8月前半から追加的に人流が削減されることなしに感染が急速に減少に転じたことは喜ばしい。提案どおりに人流をさらに削減する政策が取られていたら、社会経済への追加的な負担が生じていたと推測する。

このように振り返ると、事後的には8月12日の分科会の人流5割削減提案は的外れだったと思う方もいるかもしれない。しかしながら、過去の分析・提言等を検証するときには「その当時のデータ・情報を基に判断すると、その分析・提言は妥当であったか」という視点も大切だ。
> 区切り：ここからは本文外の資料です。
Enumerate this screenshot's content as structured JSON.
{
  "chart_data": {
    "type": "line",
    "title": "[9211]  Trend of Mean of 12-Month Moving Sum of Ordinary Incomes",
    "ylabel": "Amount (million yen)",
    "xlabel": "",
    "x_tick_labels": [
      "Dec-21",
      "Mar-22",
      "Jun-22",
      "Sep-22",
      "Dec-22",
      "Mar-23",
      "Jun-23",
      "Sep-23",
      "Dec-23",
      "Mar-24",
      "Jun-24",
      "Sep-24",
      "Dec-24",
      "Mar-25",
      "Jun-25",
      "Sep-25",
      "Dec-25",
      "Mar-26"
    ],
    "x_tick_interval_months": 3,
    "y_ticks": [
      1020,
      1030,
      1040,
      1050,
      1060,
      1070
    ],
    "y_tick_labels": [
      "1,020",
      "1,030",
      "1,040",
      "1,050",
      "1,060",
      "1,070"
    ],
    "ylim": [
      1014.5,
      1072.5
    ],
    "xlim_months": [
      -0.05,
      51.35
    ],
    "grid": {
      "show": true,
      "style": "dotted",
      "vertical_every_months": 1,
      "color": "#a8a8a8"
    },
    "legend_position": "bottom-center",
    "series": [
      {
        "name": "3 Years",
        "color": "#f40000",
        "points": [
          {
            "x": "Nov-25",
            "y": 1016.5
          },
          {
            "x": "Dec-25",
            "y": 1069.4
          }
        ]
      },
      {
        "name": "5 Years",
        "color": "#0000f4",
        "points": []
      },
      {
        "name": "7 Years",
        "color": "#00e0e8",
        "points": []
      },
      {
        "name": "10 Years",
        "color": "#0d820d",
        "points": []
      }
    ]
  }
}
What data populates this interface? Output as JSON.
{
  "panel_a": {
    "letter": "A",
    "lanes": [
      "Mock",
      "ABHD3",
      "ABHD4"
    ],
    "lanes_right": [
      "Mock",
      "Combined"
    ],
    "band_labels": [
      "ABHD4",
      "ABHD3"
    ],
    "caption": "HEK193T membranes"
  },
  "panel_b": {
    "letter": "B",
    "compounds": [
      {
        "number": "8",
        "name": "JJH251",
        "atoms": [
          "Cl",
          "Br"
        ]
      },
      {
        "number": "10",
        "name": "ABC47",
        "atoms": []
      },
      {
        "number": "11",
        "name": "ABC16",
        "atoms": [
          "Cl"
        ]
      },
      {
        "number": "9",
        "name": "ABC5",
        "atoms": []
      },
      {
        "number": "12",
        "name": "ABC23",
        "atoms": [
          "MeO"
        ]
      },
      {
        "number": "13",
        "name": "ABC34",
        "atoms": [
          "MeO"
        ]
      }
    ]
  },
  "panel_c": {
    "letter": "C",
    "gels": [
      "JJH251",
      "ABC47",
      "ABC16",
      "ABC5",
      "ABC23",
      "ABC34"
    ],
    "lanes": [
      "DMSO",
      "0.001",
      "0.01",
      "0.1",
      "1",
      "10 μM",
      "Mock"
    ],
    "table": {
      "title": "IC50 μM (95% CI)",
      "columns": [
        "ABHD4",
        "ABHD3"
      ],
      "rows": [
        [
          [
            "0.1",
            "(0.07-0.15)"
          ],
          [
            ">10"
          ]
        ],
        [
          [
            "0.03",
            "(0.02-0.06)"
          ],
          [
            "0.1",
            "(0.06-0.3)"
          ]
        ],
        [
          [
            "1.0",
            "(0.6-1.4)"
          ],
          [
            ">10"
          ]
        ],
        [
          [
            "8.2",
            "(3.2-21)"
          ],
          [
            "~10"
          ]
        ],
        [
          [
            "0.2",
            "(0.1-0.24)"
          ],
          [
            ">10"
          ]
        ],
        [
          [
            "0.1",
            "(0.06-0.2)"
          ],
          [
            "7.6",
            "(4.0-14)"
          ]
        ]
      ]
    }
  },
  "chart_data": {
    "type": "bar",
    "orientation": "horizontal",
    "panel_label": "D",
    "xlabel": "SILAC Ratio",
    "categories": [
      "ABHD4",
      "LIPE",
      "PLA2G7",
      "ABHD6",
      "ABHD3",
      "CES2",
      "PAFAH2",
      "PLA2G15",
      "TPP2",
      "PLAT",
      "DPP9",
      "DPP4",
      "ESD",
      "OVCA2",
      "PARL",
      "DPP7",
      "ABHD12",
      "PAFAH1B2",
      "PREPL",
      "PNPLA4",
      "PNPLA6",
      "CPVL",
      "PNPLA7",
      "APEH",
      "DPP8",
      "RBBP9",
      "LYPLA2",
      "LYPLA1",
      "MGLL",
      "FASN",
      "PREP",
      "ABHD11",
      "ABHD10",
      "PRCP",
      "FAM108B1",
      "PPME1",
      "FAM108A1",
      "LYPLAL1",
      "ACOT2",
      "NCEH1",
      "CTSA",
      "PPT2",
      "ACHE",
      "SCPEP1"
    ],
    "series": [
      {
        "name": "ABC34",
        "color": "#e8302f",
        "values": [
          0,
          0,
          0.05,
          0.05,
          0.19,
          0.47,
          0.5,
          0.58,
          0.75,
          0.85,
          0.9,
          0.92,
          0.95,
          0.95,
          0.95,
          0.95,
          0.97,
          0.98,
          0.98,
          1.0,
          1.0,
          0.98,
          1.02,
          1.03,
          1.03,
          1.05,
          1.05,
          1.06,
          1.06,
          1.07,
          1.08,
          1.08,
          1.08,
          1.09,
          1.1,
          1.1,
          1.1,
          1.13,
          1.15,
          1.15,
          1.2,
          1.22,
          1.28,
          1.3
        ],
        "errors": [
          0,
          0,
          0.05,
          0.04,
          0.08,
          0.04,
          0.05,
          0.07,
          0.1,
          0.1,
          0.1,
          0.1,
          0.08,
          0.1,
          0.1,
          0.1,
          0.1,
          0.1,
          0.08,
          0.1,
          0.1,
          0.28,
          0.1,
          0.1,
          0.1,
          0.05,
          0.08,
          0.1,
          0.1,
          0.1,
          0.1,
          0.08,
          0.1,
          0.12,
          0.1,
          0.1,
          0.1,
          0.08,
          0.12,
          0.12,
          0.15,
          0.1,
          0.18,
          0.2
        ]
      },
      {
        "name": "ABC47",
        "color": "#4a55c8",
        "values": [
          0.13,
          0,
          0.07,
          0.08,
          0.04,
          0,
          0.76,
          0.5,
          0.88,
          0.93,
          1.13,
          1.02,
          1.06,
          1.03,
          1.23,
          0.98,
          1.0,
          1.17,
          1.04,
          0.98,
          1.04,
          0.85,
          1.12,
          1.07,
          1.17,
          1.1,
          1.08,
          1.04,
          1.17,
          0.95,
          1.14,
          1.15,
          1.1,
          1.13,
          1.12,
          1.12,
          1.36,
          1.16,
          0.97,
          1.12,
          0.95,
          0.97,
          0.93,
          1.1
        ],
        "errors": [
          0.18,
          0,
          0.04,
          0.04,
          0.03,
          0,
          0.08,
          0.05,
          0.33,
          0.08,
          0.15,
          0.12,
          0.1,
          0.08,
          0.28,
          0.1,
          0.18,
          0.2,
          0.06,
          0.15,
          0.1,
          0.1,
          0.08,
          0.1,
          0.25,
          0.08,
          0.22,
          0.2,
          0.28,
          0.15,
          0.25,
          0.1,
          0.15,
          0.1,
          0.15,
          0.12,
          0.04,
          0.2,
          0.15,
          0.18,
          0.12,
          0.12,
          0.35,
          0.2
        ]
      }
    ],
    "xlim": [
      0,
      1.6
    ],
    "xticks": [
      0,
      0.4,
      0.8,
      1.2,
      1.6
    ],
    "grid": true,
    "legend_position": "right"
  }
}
この論考では、そういった視点から8月12日の人流5割削減提案を検証し、その検証に基づいて将来起こりうる第6波で分科会がより説得力のある提言をするためにはどのような分析体制を構築すべきかを考察したい。

この論考は最近公表した「第6波に向けての分析体制の構築―8月12日の分科会「人流5割削減」提案からの教訓―」(藤井仲田)というレポートに基づく。この検証部分の根拠となる資料の幾つかは以下に掲載している。(https://covid19outputjapan.github.io/JP/files/FujiiNakata_0812Review_References_20211119.pdf

なお、このレポート・論考は11月14日の分科会勉強会で発表させていただきき、そこでいただいたコメントを反映している。尾身茂会長、脇田隆字会長代理、押谷仁東北大学大学院教授をはじめとして出席者の皆さまに建設的なコメントを数多くいただいた。

人流5割削減提案を総括的に評価するためには、人流削減の社会経済への負の影響も考慮する必要がある。また、そういった総括的評価は、感染リスクと社会経済へのリスクを相対的にどのように評価するか、不確実性とどのように向き合いたいか、等にも依存する。この論考ではもっと局地的に、5割という数値目標の妥当性を当時のさまざまな研究チームから提出されていた分析を基に評価するにとどめる。